Auszubildende sind in der Regel junge Leute, deren statistische Wahrscheinlichkeit den Beruf aufgeben zu müssen sehr gering ist. Doch schauen wir nicht auf die vielen Fälle in denen während der Berufsausbildung keine Versicherung benötigt wird. Es ist eher die geringe Anzahl an Fälle wo der Auszubildende seinen Beruf wegen Krankheit oder einem Arbeitsunfall nicht mehr ausüben kann.

Prämienberechnung der Berufsunfähigkeitsversicherung

Auszubildende haben ein deutlich geringeres Risiko als ältere Arbeitnehmer zur Aufgabe ihres Berufes. Entsprechend gering sind die Beitragssätze. Auch überlegt werden sollte der Umstand, dass viele Versicherungen bestimmte Risiken oder Vorerkrankungen im Alter ausschließen oder die Beiträge entsprechend erhöhen.

Wie hoch sollte die Versicherungssumme sein?

Bei der Berufsunfähigkeitsversicherung wird im Versicherungsfall eine monatliche Rente ausgezahlt. Da Auszubildende keinen Anspruch auf eine Erwerbsminderungsrente haben, würde die Prämienzahlung der Berufsunfähigkeitsversicherung ihr einziges Einkommen sein.
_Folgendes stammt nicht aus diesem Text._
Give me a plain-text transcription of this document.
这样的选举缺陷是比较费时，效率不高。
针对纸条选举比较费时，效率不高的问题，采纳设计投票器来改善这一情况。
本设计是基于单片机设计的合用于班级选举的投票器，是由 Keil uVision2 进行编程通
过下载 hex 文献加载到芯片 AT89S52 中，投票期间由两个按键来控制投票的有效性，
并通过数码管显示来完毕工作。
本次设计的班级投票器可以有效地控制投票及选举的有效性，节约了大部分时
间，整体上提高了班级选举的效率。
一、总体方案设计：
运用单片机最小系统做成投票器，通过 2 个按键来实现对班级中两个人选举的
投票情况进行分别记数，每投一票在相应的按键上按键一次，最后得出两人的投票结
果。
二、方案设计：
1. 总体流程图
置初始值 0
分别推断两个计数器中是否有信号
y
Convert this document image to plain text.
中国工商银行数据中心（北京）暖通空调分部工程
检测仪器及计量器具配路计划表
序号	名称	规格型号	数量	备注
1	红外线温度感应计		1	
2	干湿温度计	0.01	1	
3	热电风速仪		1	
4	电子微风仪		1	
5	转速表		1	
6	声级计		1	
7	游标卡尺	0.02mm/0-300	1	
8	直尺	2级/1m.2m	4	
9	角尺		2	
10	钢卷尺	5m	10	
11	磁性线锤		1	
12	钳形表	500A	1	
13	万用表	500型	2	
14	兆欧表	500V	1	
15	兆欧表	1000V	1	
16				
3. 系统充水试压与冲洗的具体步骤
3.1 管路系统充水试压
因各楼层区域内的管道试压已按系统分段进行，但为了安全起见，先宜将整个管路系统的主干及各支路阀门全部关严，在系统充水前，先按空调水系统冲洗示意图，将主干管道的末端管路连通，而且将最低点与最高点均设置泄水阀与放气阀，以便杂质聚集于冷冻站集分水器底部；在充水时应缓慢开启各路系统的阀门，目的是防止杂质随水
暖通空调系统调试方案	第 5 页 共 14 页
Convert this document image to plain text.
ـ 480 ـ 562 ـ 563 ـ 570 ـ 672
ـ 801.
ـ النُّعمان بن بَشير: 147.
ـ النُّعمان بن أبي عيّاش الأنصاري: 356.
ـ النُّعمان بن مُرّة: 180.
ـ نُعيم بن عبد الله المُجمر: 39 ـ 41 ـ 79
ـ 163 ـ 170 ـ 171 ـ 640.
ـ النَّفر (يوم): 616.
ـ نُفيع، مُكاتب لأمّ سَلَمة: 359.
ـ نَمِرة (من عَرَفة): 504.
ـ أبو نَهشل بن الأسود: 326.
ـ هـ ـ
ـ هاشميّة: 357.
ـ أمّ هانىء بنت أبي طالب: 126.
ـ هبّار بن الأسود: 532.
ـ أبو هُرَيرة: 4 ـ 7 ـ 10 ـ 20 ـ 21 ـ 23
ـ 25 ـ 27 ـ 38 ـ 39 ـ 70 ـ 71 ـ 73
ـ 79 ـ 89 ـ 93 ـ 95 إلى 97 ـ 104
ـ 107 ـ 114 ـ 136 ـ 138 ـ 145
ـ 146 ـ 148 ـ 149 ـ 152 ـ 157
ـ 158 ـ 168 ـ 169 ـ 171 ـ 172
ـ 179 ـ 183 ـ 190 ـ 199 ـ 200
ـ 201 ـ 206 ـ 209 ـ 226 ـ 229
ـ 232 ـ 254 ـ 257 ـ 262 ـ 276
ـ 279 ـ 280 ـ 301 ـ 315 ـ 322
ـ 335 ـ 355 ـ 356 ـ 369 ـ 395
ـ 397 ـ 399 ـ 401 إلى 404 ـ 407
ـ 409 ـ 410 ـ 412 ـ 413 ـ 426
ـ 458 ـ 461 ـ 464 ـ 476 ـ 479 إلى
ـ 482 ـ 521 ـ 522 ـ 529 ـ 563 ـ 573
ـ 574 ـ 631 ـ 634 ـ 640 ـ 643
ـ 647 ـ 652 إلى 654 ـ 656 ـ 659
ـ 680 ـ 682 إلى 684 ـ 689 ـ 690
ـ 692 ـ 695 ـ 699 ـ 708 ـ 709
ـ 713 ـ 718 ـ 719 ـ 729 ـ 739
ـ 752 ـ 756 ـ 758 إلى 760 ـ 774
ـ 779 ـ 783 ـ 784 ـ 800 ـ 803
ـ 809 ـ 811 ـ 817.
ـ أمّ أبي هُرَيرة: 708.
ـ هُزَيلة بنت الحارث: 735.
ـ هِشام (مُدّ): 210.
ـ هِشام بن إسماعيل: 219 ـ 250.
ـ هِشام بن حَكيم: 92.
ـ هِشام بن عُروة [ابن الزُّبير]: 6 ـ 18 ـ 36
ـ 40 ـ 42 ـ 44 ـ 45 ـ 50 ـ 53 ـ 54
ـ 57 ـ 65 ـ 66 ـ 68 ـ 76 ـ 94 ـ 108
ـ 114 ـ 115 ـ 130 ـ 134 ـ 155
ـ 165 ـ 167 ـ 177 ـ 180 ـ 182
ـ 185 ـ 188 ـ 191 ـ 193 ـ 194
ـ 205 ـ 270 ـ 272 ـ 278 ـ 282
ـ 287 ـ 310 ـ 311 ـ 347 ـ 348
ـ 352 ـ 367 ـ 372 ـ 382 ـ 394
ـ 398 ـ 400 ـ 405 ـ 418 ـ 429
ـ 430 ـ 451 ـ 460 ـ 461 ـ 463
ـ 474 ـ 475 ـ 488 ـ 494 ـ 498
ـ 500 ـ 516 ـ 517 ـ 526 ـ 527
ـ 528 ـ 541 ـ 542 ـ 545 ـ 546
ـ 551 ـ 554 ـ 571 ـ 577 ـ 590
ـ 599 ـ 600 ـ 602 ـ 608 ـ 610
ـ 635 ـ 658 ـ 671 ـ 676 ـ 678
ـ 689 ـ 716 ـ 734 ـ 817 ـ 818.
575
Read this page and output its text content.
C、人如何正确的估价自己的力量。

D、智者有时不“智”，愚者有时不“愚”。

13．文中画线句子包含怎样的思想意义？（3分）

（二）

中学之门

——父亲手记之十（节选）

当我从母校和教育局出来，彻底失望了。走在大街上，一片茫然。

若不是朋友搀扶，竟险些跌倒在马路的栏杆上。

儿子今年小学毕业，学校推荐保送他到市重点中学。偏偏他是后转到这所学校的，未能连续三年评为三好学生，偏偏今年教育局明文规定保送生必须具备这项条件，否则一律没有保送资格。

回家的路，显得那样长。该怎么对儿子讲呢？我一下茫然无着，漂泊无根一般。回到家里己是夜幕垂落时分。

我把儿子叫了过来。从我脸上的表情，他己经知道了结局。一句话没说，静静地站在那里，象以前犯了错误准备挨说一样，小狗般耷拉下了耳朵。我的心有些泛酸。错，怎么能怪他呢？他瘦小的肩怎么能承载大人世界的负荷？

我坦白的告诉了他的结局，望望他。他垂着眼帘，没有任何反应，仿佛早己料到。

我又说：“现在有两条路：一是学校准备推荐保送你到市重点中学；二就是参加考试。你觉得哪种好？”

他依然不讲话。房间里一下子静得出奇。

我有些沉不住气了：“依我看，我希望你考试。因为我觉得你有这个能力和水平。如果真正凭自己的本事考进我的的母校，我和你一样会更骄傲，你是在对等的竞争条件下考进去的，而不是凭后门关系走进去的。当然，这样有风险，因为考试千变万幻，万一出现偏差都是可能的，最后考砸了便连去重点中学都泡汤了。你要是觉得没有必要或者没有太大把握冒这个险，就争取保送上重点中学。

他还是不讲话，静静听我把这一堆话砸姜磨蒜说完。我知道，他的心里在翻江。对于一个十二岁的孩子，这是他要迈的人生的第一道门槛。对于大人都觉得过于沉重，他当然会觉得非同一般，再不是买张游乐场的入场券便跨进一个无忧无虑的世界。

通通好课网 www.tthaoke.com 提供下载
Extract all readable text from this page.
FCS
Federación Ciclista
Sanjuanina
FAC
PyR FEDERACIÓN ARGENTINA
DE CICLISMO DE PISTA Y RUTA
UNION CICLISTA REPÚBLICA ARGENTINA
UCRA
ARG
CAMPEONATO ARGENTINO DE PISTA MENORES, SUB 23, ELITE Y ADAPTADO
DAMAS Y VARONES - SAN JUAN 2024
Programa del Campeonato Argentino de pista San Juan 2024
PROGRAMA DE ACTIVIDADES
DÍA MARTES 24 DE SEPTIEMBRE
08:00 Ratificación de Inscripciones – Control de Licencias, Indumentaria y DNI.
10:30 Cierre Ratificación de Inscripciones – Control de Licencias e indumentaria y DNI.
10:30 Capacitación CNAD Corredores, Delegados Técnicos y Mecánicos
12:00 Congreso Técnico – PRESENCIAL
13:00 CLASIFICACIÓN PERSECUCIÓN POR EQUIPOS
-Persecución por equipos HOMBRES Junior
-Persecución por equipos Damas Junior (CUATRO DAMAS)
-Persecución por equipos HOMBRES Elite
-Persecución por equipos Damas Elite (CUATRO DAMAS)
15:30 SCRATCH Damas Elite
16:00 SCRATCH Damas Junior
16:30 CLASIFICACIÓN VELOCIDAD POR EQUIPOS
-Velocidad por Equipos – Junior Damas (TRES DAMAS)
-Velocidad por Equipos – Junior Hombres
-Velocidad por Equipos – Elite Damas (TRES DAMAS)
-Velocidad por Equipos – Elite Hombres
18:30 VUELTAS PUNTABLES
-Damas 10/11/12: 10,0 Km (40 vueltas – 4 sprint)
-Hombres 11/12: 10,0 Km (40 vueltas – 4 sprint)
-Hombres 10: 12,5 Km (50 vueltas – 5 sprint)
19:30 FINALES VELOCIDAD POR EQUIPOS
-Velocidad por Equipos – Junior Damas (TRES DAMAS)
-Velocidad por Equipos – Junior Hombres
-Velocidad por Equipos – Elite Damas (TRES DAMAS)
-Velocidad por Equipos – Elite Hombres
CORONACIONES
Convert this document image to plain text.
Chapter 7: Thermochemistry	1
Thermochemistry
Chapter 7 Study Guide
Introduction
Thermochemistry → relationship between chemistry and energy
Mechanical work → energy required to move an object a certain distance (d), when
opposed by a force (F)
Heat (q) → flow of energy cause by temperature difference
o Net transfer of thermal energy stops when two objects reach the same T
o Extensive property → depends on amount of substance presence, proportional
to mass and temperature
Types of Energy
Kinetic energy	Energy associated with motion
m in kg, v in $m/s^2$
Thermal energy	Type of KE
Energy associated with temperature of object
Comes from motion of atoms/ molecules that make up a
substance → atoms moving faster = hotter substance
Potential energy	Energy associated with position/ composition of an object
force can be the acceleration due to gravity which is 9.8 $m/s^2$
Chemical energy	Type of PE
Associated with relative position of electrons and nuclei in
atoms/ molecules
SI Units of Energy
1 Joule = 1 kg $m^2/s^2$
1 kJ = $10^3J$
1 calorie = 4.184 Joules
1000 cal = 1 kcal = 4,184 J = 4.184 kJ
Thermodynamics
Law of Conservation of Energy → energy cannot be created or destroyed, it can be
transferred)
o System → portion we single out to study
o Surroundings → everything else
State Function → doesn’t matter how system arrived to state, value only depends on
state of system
Hier wird empfohlen, mindestens eine monatliche Rente von 1000 Euro zu versichern. Dieser Betrag kann bei einem 18 Jährigen gut 70 Euro kosten.
Viele Versicherungen locken daher mit einer Versicherungssumme von 500 Euro wodurch sich der Beitrag halbiert und der Aufstockung nach der Ausbildung ohne weitere Gesundheitsfragen. Diese Option nennt sich Nachversicherungsgarantie. Solch eine Klausel im Vertrag sorgt dafür, dass später die monatliche Rente angepasst werden kann. Sowohl nach oben wie auch nach unten.

Was biete die Versicherung Auszubildenden?

Die Versicherung tritt im Fall einer Krankheit, einem Unfall oder wegen Kräfteverfall ein, sofern der Azubi seinen angestrebten Beruf nicht mehr ausüben kann oder wenn er die Fähigkeit verliert, seine Ausbildung fortzusetzen und abzuschließen.

Welche Versicherungen sind zu empfehlen?

Beitragswahl bei der Hannoverschen

Der Testsieger hat sich für junge Leute etwas besonderes einfallen lassen. So kostet der Beitrag für einen 18 Jährigen bei einer Versicherungssumme von 1000 Euro in einem handwerklichen Beruf monatlich 62,33 Euro. Der Beitrag kann aber auch die ersten fünf Jahre auf 25,33 Euro reduziert werden. Nach dieser Zeit erhöht er sich dann auf 68,43 Euro, was einer über die gesamte Laufzeit bis zum 65 Lebensjahr Mehrkosten von 854,40 Euro verursacht. Aber gerade bei dem geringen Lehrlingsgehalt sicher eine interessante Alternative.